Trouble In Mind: Fine Irony
Modern journalism is rife with incorrect uses of the word ironic (mostly I blame Alanis Morissette). I guess it’s become a pet peeve of mine. Which is why the first thing to grab my attention on Trouble In Mind was that the only song Hayes Carll re-recorded from his previous albums was “It’s A Shame”, a song that kicks off with the line “The time has come/There is no second chance”. Leave it to Hayes to use his major label debut to hand-deliver some fine irony.
It’s been a little over three years since we last had new music from Hayes. His signing with Lost Highway Records was announced about a year and a half ago, which seems a long time to wait between signing and release. But now that the disc is done, Hayes doesn’t waste any additional time in getting straight to business, kicking off with a song he co-wrote with Ray Wylie Hubbard, “Drunken Poet’s Dream.” It’s a rollicking track destined to become Hayes’s signature tune and a great way to launch into the album.
The cover of the album echoes back to the classic covers of the late 60’s and early 70’s. It’s done well, but I’ve seen it before. What really took me back to that era was the rhythm guitar tone on the song “Bad Liver And A Broken Heart” (delivered with gusto by Dan Baird, formerly of the Georgia Satellites). The second the song kicked into gear I was instantly transported back in time and such was the authenticity that I swear for a split second I saw a Farrah Fawcett poster on my wall.
While tracks like “Drunken Poet’s Dream”, “I Got A Gig”, and “Wild As Turkey” are the pro-typical Hayes Carll tunes, it’s the softer side of Hayes that really shines on Trouble In Mind, especially on album standouts “Beaumont” and “Willing To Love Again”, the latter of which was written and recorded with Americana MVP Darrell Scott (despite that impressive pairing, “Beaumont” is still probably my favorite track on the record).
With Lost Highway Records behind this release I can see Hayes Carll’s music finding a much larger audience than he has back home in Texas, but the pec-implanted set in Nashville need not fear Hayes supplanting them for a CMA Entertainer of the Year nomination just yet. Overall, this is Hayes’s best album to date, but I can’t help but feel that his best work is still ahead of him.
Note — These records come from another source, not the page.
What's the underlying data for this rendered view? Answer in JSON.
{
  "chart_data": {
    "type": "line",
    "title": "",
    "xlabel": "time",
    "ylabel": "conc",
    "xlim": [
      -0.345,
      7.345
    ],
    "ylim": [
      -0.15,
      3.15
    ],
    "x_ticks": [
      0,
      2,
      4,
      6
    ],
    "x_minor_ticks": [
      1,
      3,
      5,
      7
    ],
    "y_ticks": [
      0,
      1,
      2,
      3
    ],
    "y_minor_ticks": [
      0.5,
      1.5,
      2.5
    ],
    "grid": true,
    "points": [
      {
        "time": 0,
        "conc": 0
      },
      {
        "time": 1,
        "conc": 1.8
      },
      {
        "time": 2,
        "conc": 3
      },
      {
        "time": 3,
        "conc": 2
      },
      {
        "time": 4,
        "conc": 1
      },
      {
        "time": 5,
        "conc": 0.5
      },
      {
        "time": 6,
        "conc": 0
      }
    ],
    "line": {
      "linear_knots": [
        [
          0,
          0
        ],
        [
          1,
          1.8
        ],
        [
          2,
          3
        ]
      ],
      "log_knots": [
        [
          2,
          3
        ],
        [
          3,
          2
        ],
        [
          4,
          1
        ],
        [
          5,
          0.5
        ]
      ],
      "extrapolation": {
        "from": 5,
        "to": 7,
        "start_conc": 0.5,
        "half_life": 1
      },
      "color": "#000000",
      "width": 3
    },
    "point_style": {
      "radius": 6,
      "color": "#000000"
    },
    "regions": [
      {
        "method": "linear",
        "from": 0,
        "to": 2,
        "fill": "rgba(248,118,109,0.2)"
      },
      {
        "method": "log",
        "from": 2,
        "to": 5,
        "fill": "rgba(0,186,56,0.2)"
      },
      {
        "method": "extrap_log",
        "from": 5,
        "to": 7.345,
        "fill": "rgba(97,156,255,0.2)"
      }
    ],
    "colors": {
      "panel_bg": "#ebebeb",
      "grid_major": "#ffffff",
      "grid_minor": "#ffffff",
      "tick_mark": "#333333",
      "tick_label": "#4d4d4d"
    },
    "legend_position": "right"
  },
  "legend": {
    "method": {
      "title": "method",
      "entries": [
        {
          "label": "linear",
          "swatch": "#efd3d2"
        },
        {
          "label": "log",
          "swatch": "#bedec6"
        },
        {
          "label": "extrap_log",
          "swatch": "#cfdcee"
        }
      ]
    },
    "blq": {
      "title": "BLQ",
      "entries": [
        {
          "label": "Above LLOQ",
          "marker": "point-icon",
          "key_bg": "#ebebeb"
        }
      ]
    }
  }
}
His songwriting continues to sharpen (along with his wit) with each record and you can hear a world of difference in his confidence as an artist between this CD and his debut disc, Flowers & Liquor. This is an artist that is just beginning to bloom and the end result should prove to be spectacular.
Anyone who has seen Hayes perform live knows that there’s more to the Hayes Carll show than the songs. I like to think of Hayes as a modern Tommy Smothers with a Texas twang. Hayes closes out Trouble in Mind with that vibe on “She Left Me For Jesus”. Despite the fact that it’s clearly tongue-in-cheek, it’s guaranteed to offend many fundamentalists, and maybe even a handful of real people too. It’s their loss as the track is a lot of fun and the mental image of a redneck Hayes looking to pick a fight with Jesus over a girl is priceless. Honoring Hayes’s choice, we leave you with that.